Rigueur et garanties
Chaque certification se fait suivant des procédures rigoureuses, conformes à la norme internationale ISO/CEI 17 024, et sous contrôles réguliers du Cofrac (Comité français d’accréditation), le seul organisme habilité en France à délivrer des accréditations. La Snipf est accréditée par cet organisme depuis mars 1997. Les accréditations dans un pays sont automatiquement reconnues par les autres pays grâce aux accords multilatéraux liant
les accréditeurs entre eux. à ce jour, 196 pays sont signataires des Normes ISO – l’International Organization for Standardization, dont le secrétariat central est à Genève. Il s’agit donc d’un système en plein développement, capable d’apporter des garanties fortes pour un recruteur, quel que soit son pays et quel que soit le secteur professionnel considéré.
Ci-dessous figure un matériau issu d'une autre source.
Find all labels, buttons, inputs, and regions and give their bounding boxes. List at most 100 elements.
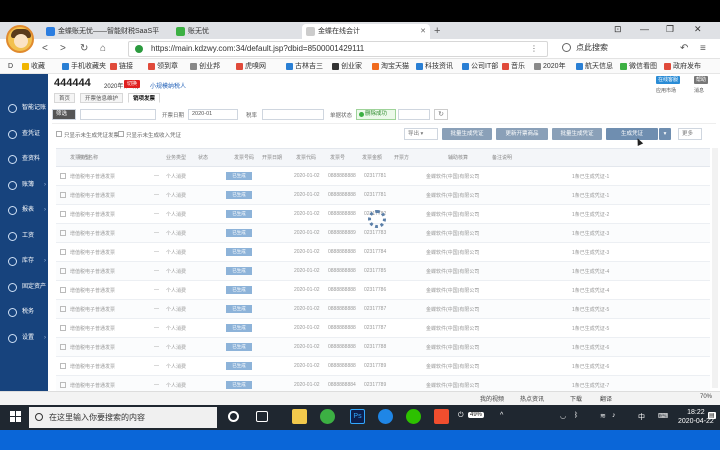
messages-link[interactable]: 消息 — [694, 87, 704, 94]
table-header-cell[interactable]: 辅助核算 — [448, 154, 468, 161]
user-avatar[interactable] — [6, 25, 34, 53]
bookmark-d[interactable]: D — [8, 61, 13, 72]
generate-voucher-button[interactable]: 生成凭证 — [606, 128, 658, 140]
bookmark-item[interactable]: 链接 — [110, 61, 133, 72]
notification-icon[interactable]: ▤ — [708, 412, 716, 419]
export-select[interactable]: 导出 ▾ — [404, 128, 438, 140]
bookmark-item[interactable]: 2020年 — [534, 61, 566, 72]
bookmark-item[interactable]: 创业邦 — [190, 61, 220, 72]
undo-icon[interactable]: ↶ — [680, 42, 688, 55]
sidebar-item[interactable]: 工资 — [0, 226, 48, 246]
sidebar-item[interactable]: 报表 › — [0, 200, 48, 220]
tray-power-icon[interactable]: ⏻ — [458, 412, 464, 420]
bookmark-item[interactable]: 淘宝天猫 — [372, 61, 409, 72]
wechat-icon[interactable] — [406, 409, 421, 424]
table-header-cell[interactable]: 开票日期 — [262, 154, 282, 161]
refresh-icon[interactable]: ↻ — [434, 109, 448, 120]
table-row[interactable]: 增值税电子普通发票 — 个人消费 已生成 2020-01-02 0888888888 023… — [56, 338, 710, 357]
table-header-cell[interactable]: 发票号 — [330, 154, 345, 161]
close-tab-icon[interactable]: ✕ — [420, 24, 426, 39]
home-icon[interactable]: ⌂ — [100, 42, 106, 55]
filter-type-select[interactable]: 筛选 — [52, 109, 76, 120]
app-tab-home[interactable]: 首页 — [54, 93, 76, 103]
table-header-cell[interactable]: 发票代码 — [296, 154, 316, 161]
bookmark-item[interactable]: 古林吉三 — [286, 61, 323, 72]
tray-wifi-icon[interactable]: ≋ — [600, 412, 606, 420]
row-checkbox[interactable] — [60, 287, 66, 293]
edge-icon[interactable] — [378, 409, 393, 424]
back-icon[interactable]: < — [42, 42, 48, 55]
window-tile-button[interactable]: ⊡ — [614, 24, 622, 35]
more-select[interactable]: 更多 — [678, 128, 702, 140]
windows-start-icon[interactable] — [10, 411, 22, 423]
bookmark-item[interactable]: 公司IT部 — [462, 61, 498, 72]
row-checkbox[interactable] — [60, 306, 66, 312]
tray-arrow-icon[interactable]: ^ — [500, 412, 503, 419]
bookmark-item[interactable]: 微信看图 — [620, 61, 657, 72]
bookmark-item[interactable]: 航天信息 — [576, 61, 613, 72]
checkbox-no-income-voucher[interactable]: 只显示未生成收入凭证 — [118, 131, 181, 139]
sidebar-item[interactable]: 查凭证 — [0, 124, 48, 144]
forward-icon[interactable]: > — [60, 42, 66, 55]
sidebar-item[interactable]: 查资料 — [0, 149, 48, 169]
browser-tab-2[interactable]: 账无忧 — [172, 24, 300, 39]
table-header-cell[interactable]: 状态 — [198, 154, 208, 161]
app-market-link[interactable]: 应用市场 — [656, 87, 676, 94]
table-row[interactable]: 增值税电子普通发票 — 个人消费 已生成 2020-01-02 0888888888 023… — [56, 300, 710, 319]
sidebar-item[interactable]: 库存 › — [0, 251, 48, 271]
row-checkbox[interactable] — [60, 230, 66, 236]
table-header-cell[interactable]: 购方名称 — [78, 154, 98, 161]
photoshop-icon[interactable]: Ps — [350, 409, 365, 424]
row-checkbox[interactable] — [60, 268, 66, 274]
row-checkbox[interactable] — [60, 325, 66, 331]
new-tab-button[interactable]: + — [434, 24, 440, 38]
bookmark-item[interactable]: 创业家 — [332, 61, 362, 72]
status-hot-news[interactable]: 热点资讯 — [520, 394, 544, 403]
battery-level[interactable]: 49% — [468, 412, 485, 418]
app-tab-output-invoice[interactable]: 销项发票 — [128, 93, 161, 103]
table-header-cell[interactable]: 发票金额 — [362, 154, 382, 161]
row-checkbox[interactable] — [60, 249, 66, 255]
browser-tab-3-active[interactable]: 金蝶在线会计 ✕ — [302, 24, 430, 39]
row-checkbox[interactable] — [60, 211, 66, 217]
table-row[interactable]: 增值税电子普通发票 — 个人消费 已生成 2020-01-02 0888888888 023… — [56, 262, 710, 281]
checkbox-no-voucher[interactable]: 只显示未生成凭证发票 — [56, 131, 119, 139]
batch-voucher-button-1[interactable]: 批量生成凭证 — [442, 128, 492, 140]
app-tab-invoice-info[interactable]: 开票信息维护 — [80, 93, 124, 103]
batch-voucher-button-2[interactable]: 批量生成凭证 — [552, 128, 602, 140]
row-checkbox[interactable] — [60, 363, 66, 369]
sidebar-item[interactable]: 智能记账 — [0, 98, 48, 118]
table-header-cell[interactable]: 发票号码 — [234, 154, 254, 161]
tray-bluetooth-icon[interactable]: ᛒ — [574, 412, 578, 419]
help-button[interactable]: 帮助 — [694, 76, 709, 84]
browser-app-icon[interactable] — [320, 409, 335, 424]
office-icon[interactable] — [434, 409, 449, 424]
taskbar-search-input[interactable]: 在这里输入你要搜索的内容 — [29, 407, 217, 428]
tax-rate-select[interactable] — [262, 109, 324, 120]
filter-keyword-select[interactable] — [80, 109, 156, 120]
browser-tab-1[interactable]: 金蝶账无忧——智能财税SaaS平 — [42, 24, 170, 39]
cortana-icon[interactable] — [228, 411, 239, 422]
tray-keyboard-icon[interactable]: ⌨ — [658, 412, 668, 420]
table-header-cell[interactable]: 备注说明 — [492, 154, 512, 161]
minimize-button[interactable]: — — [640, 24, 649, 34]
menu-icon[interactable]: ≡ — [700, 42, 706, 55]
sidebar-item[interactable]: 账簿 › — [0, 175, 48, 195]
table-row[interactable]: 增值税电子普通发票 — 个人消费 已生成 2020-01-02 0888888889 023… — [56, 224, 710, 243]
row-checkbox[interactable] — [60, 344, 66, 350]
generate-voucher-dropdown[interactable]: ▾ — [659, 128, 671, 140]
bookmark-item[interactable]: 政府发布 — [664, 61, 701, 72]
row-checkbox[interactable] — [60, 382, 66, 388]
table-row[interactable]: 增值税电子普通发票 — 个人消费 已生成 2020-01-02 0888888888 023… — [56, 357, 710, 376]
bookmark-item[interactable]: 收藏 — [22, 61, 45, 72]
browser-search-box[interactable]: 点此搜索 — [560, 41, 670, 57]
row-checkbox[interactable] — [60, 173, 66, 179]
table-header-cell[interactable]: 业务类型 — [166, 154, 186, 161]
table-scrollbar[interactable] — [712, 148, 718, 388]
bookmark-item[interactable]: 科技资讯 — [416, 61, 453, 72]
switch-period-badge[interactable]: 切换 — [124, 80, 140, 88]
online-service-button[interactable]: 在线客服 — [656, 76, 681, 84]
status-my-video[interactable]: 我的视频 — [480, 394, 504, 403]
sidebar-item[interactable]: 税务 — [0, 302, 48, 322]
status-translate[interactable]: 翻译 — [600, 394, 612, 403]
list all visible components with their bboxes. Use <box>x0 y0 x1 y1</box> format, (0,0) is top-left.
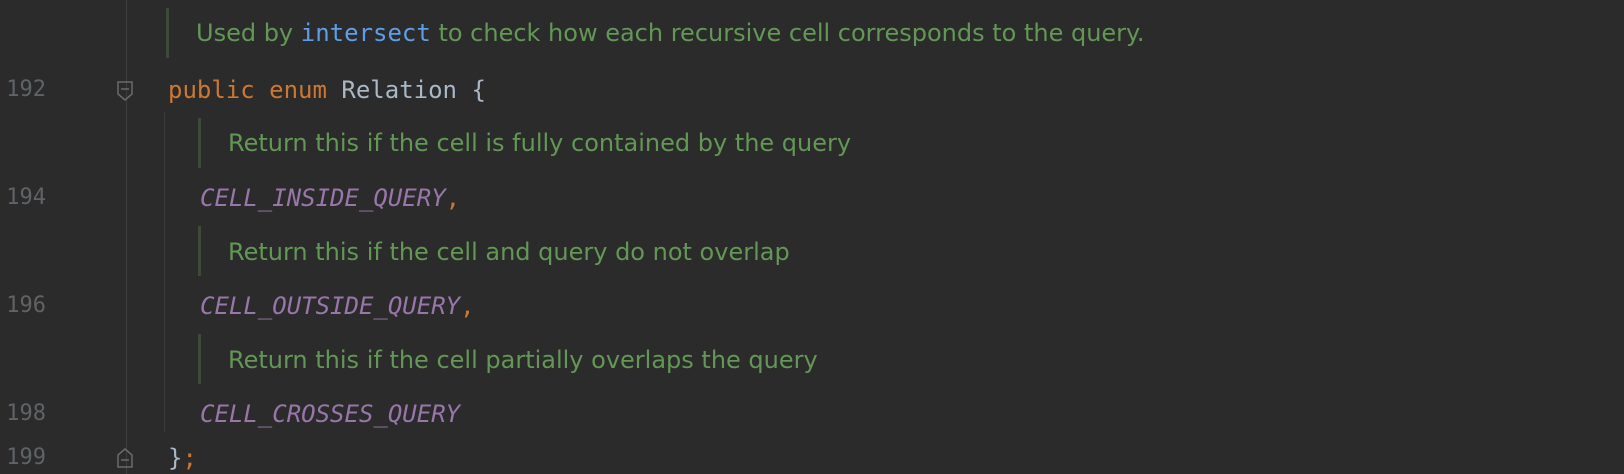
gutter-divider <box>126 0 127 474</box>
comma: , <box>445 184 461 212</box>
code-editor[interactable]: Used by intersect to check how each recu… <box>0 0 1624 474</box>
enum-constant-outside: CELL_OUTSIDE_QUERY <box>200 292 461 320</box>
line-number-199: 199 <box>6 445 46 470</box>
line-number-198: 198 <box>6 401 46 426</box>
doc-comment-outside: Return this if the cell and query do not… <box>228 238 790 266</box>
fold-end-icon[interactable] <box>116 447 134 469</box>
line-number-196: 196 <box>6 293 46 318</box>
line-number-194: 194 <box>6 185 46 210</box>
code-line-194[interactable]: CELL_INSIDE_QUERY, <box>200 183 460 213</box>
semicolon: ; <box>182 444 197 472</box>
doc-comment-bar <box>198 226 201 276</box>
enum-name: Relation <box>341 76 457 104</box>
doc-comment-bar <box>198 118 201 168</box>
doc-comment-crosses: Return this if the cell partially overla… <box>228 346 818 374</box>
open-brace: { <box>471 76 486 104</box>
doc-comment-inside: Return this if the cell is fully contain… <box>228 129 852 157</box>
keyword-enum: enum <box>269 76 327 104</box>
line-number-192: 192 <box>6 77 46 102</box>
close-brace: } <box>168 444 183 472</box>
code-line-199[interactable]: }; <box>168 443 197 473</box>
doc-comment-relation: Used by intersect to check how each recu… <box>196 18 1144 48</box>
comma: , <box>460 292 475 320</box>
enum-constant-crosses: CELL_CROSSES_QUERY <box>200 400 461 428</box>
doc-link-intersect[interactable]: intersect <box>301 19 431 47</box>
enum-constant-inside: CELL_INSIDE_QUERY <box>200 184 446 212</box>
fold-collapse-icon[interactable] <box>116 80 134 102</box>
keyword-public: public <box>168 76 255 104</box>
doc-comment-bar <box>198 334 201 384</box>
doc-comment-bar <box>166 8 169 58</box>
code-line-192[interactable]: public enum Relation { <box>168 75 486 105</box>
doc-text: Used by <box>196 19 301 47</box>
code-line-196[interactable]: CELL_OUTSIDE_QUERY, <box>200 291 475 321</box>
doc-text: to check how each recursive cell corresp… <box>430 19 1145 47</box>
indent-guide <box>164 112 165 432</box>
code-line-198[interactable]: CELL_CROSSES_QUERY <box>200 399 460 429</box>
Aujourd’hui, si un ingénieur souhaite poursuivre sa carrière à l’étranger dans une société étrangère, il a donc l’obligation de la certification. Ce concept culturellement très intégré dans les pays anglo-saxons fait désormais son chemin en France. Et l’action menée par la Snipf s’inscrit par conséquent dans le contexte international de la Vac (Validation des acquis de compétences). « Notre objectif est d’œuvrer toujours plus en faveur de la reconnaissance internationale des qualités et de l’harmonisation des modèles. En se répandant, la certification ne peut avoir que des conséquences positives sur les compétences déployées dans les différentes filières. Les gagnants sont autant les employés que les employeurs », conclut Jean-Claude Gaillard.